Wrocław (Nowy Dwór) - wyrzucone 2 młodziutkie koty :(:(

Od kilku dni w okolicach mojego bloku biegają 2 kociaki - 3 dni temu były trzy, ale przez ostatnie dwa dni widuję tylko 2. Kociaste są młode (myślę, że tak około 7-8 miesięcy, może młodsze - niezupełnie znam się na kotach, jestem psiarą), jak wracam z nocnego spaceru to biegną się przywitać, odprowadzam swojego psa do domu i znoszę im karmę. Podchodzą do ludzi, dają się bez problemu głaskać. Jeden jest ciutkę większy od drugiego.

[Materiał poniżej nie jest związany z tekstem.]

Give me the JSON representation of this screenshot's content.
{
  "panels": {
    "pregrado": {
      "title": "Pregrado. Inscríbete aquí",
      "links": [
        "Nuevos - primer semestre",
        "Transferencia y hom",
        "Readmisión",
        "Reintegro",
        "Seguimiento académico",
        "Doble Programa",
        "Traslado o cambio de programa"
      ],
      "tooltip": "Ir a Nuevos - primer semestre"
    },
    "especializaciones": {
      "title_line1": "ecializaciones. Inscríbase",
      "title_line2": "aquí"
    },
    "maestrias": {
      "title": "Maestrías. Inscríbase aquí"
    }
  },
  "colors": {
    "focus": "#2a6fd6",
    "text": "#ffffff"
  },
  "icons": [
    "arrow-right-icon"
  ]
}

Brzuchy mają dość okrągłe... nie wiem czy to tłuszczyk, robale czy ciąża... Jeden jest biały z pręgowaniem na pleckach i główce, a drugi (trochę mniejszy) biało-czarny, z uroczo czarnym pyszczkiem i noseczkiem - bardzo oryginalny
Zawsze trzymają się razem! Razem biegają, razem się bawią.
W związku z tym, że kociaste są ufne, to obawiam się, że mogą zginąć marnie
z resztą jak są oswojone, to chyba wywalone z domu, mogą mieć problem z przetrwaniem zimy
Czy jest tu ktoś kto byłby w stanie pomóc? Wziąć na DT? Wiem, że to niewiele, ale ze swojej strony mogłabym im kupić karmę, chociaż na początek.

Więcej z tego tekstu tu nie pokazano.